At the time of the judgement in favour of a minimum income requirement, Ruth Grove-White, policy director at the Migrants Rights Network, stated : "These rules are a shocking infringement of the right to family life, as almost half of the UK working population earns below the required amount."
The European Convention on Human Rights takes a similar view, emphasizing the right to family and private life. It stipulates that this can be overridden only in the "interests of national security, public safety or the economic wellbeing of the country, for the prevention of disorder or crime, for the protection of health or morals, or for the protection of the rights and freedoms of others." Given that people on family visas have no access to public funds, it isn't clear how spousal immigration can damage any of these interests.
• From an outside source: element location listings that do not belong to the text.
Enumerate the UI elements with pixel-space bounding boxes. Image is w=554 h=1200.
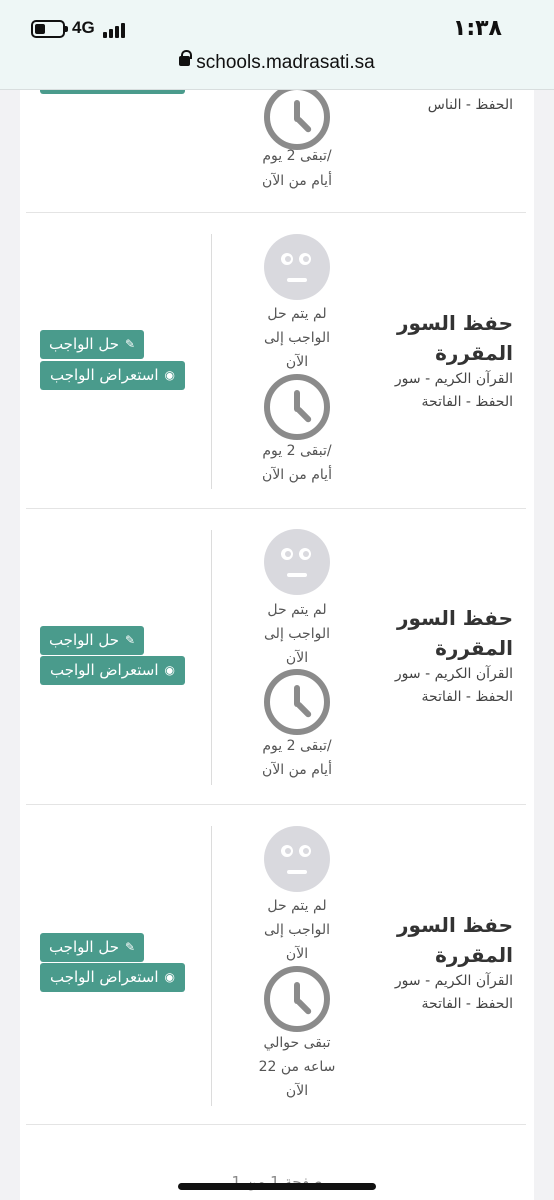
url-bar[interactable]: schools.madrasati.sa [0,50,554,78]
solve-label: حل الواجب [48,938,119,956]
remaining-line-2: أيام من الآن [262,762,332,778]
pencil-square-icon: ✎ [125,633,136,647]
face-icon [264,234,330,300]
clock-icon [264,669,330,735]
clock-icon [264,374,330,440]
solve-assignment-button[interactable]: حل الواجب ✎ [40,933,144,962]
assignment-subtitle-line-2: الحفظ - الفاتحة [421,996,513,1012]
view-assignment-button[interactable]: استعراض الواجب ◉ [40,361,185,390]
remaining-line-2: 22 ساعه من [258,1059,336,1075]
assignment-title-line-2: المقررة [435,341,513,365]
assignment-subtitle-line-2: الحفظ - الفاتحة [421,689,513,705]
assignment-subtitle-line-2: الحفظ - الفاتحة [421,394,513,410]
assignment-subtitle: الحفظ - الناس [427,97,513,113]
status-line-1: لم يتم حل [267,602,327,618]
clock-icon [264,966,330,1032]
signal-icon [103,22,129,38]
assignment-title-line-1: حفظ السور [397,913,513,937]
assignment-row: حفظ السور المقررة القرآن الكريم - سور ال… [26,805,526,1125]
remaining-line-1: تبقى 2 يوم/ [262,738,332,754]
browser-top-bar: 4G ١:٣٨ schools.madrasati.sa [0,0,554,90]
status-line-2: الواجب إلى [264,922,330,938]
status-line-3: الآن [285,354,309,370]
view-label: استعراض الواجب [50,661,159,679]
solve-label: حل الواجب [48,631,119,649]
clock-icon [264,84,330,150]
remaining-line-2: أيام من الآن [262,173,332,189]
assignment-title-line-2: المقررة [435,943,513,967]
network-label: 4G [72,18,95,37]
view-assignment-button[interactable]: استعراض الواجب ◉ [40,656,185,685]
url-text: schools.madrasati.sa [196,52,375,73]
solve-label: حل الواجب [48,335,119,353]
assignment-title-line-2: المقررة [435,636,513,660]
solve-assignment-button[interactable]: حل الواجب ✎ [40,330,144,359]
battery-icon [31,20,68,38]
lock-icon [179,50,193,69]
status-line-3: الآن [285,650,309,666]
column-divider [211,530,212,785]
status-time: ١:٣٨ [452,16,502,41]
pencil-square-icon: ✎ [125,940,136,954]
eye-icon: ◉ [164,663,175,677]
assignment-row: حفظ السور المقررة القرآن الكريم - سور ال… [26,213,526,509]
face-icon [264,826,330,892]
view-assignment-button[interactable]: استعراض الواجب ◉ [40,963,185,992]
assignments-card: الحفظ - الناس تبقى 2 يوم/ أيام من الآن ح… [20,60,534,1200]
eye-icon: ◉ [164,368,175,382]
column-divider [211,234,212,489]
status-bar: 4G ١:٣٨ [0,16,554,44]
status-line-3: الآن [285,946,309,962]
remaining-line-3: الآن [285,1083,309,1099]
pencil-square-icon: ✎ [125,337,136,351]
assignment-row: حفظ السور المقررة القرآن الكريم - سور ال… [26,509,526,805]
status-line-2: الواجب إلى [264,626,330,642]
view-label: استعراض الواجب [50,366,159,384]
face-icon [264,529,330,595]
view-label: استعراض الواجب [50,968,159,986]
assignment-title-line-1: حفظ السور [397,606,513,630]
eye-icon: ◉ [164,970,175,984]
status-line-2: الواجب إلى [264,330,330,346]
remaining-line-1: تبقى 2 يوم/ [262,443,332,459]
solve-assignment-button[interactable]: حل الواجب ✎ [40,626,144,655]
remaining-line-1: تبقى حوالي [263,1035,331,1051]
status-line-1: لم يتم حل [267,898,327,914]
remaining-line-2: أيام من الآن [262,467,332,483]
remaining-line-1: تبقى 2 يوم/ [262,148,332,164]
assignment-title-line-1: حفظ السور [397,311,513,335]
column-divider [211,826,212,1106]
home-indicator[interactable] [178,1183,376,1190]
status-line-1: لم يتم حل [267,306,327,322]
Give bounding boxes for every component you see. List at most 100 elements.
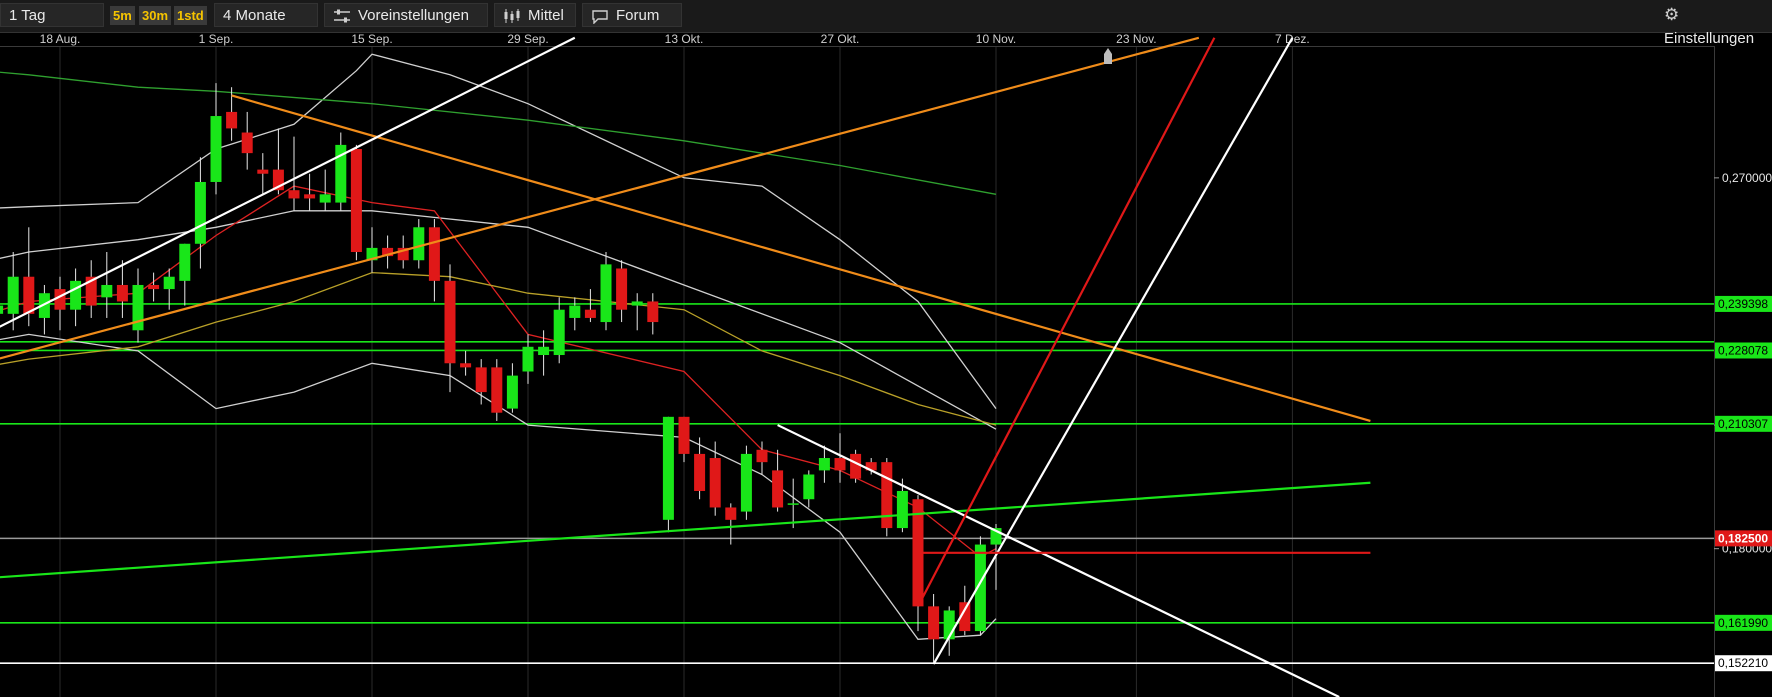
candle-body (319, 194, 331, 203)
candle-body (101, 284, 113, 298)
candle-body (616, 268, 628, 310)
candle-body (70, 280, 82, 310)
x-tick-label: 13 Okt. (665, 32, 704, 46)
period-select[interactable]: 1 Tag (0, 3, 104, 27)
candle-body (662, 416, 674, 520)
candle-body (460, 363, 472, 368)
period-label: 1 Tag (9, 7, 46, 24)
trend-line (0, 481, 1371, 579)
candle-body (148, 284, 160, 290)
candlestick-icon (504, 9, 520, 24)
candle-body (428, 227, 440, 281)
candle-body (444, 280, 456, 364)
candle-body (928, 606, 940, 640)
candle-body (631, 301, 643, 306)
price-labels: 0,239398 0,228078 0,210307 0,182500 0,161990… (1715, 295, 1772, 672)
marker-icon (1104, 48, 1112, 64)
x-tick-label: 18 Aug. (40, 32, 81, 46)
candle-body (694, 453, 706, 491)
chart-toolbar: 1 Tag 5m 30m 1std 4 Monate Voreinstellun… (0, 0, 1772, 47)
range-label: 4 Monate (223, 7, 286, 24)
range-select[interactable]: 4 Monate (214, 3, 318, 27)
candle-body (506, 375, 518, 409)
candle-body (850, 453, 862, 479)
candle-body (491, 367, 503, 413)
candle-body (772, 470, 784, 508)
x-tick-label: 15 Sep. (351, 32, 392, 46)
price-label: 0,152210 (1718, 656, 1768, 670)
candle-body (241, 132, 253, 154)
candle-body (194, 181, 206, 244)
candle-body (709, 458, 721, 508)
price-label: 0,210307 (1718, 417, 1768, 431)
indicator-line (0, 71, 997, 195)
candle-body (834, 458, 846, 471)
candle-body (23, 276, 35, 314)
settings-button[interactable]: ⚙Einstellungen (1656, 3, 1772, 47)
candle-body (896, 490, 908, 529)
y-axis: 0,2700000,2100000,180000 (1714, 46, 1772, 697)
candle-body (116, 284, 128, 302)
price-label: 0,182500 (1718, 531, 1768, 545)
x-tick-label: 10 Nov. (976, 32, 1016, 46)
forum-button[interactable]: Forum (582, 3, 682, 27)
candle-body (725, 507, 737, 520)
candle-body (413, 227, 425, 261)
candles (0, 83, 1002, 665)
trend-line (777, 424, 1340, 697)
candle-body (678, 416, 690, 454)
candle-body (522, 346, 534, 372)
candle-body (257, 169, 269, 174)
x-tick-label: 1 Sep. (199, 32, 234, 46)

The government's disregard for Human Right's guidelines, erosion of legal aid, and inadequate benefits system have left Brandon, his wife, and many others in similar situations with nobody to turn to—except, it seems, strangers on the internet.
Right now, Brandon's marriage is under constant stress. "We fight and argue all the time about it," he says. "It's a really bad situation." He supports his wife the best he can, but, as Pete points out, the fear and threat of Brandon's deportation is a stressor that can make his wife very unwell.
The thing is, it would take very little to make things a lot better for them both. So far they've raised £416 ($640) toward the fairly small £605 ($931) figure they're asking for to cover legal advice. And even this might be unnecessary if a local business steps up and helps out. "Really," Brandon says, "I just need a job."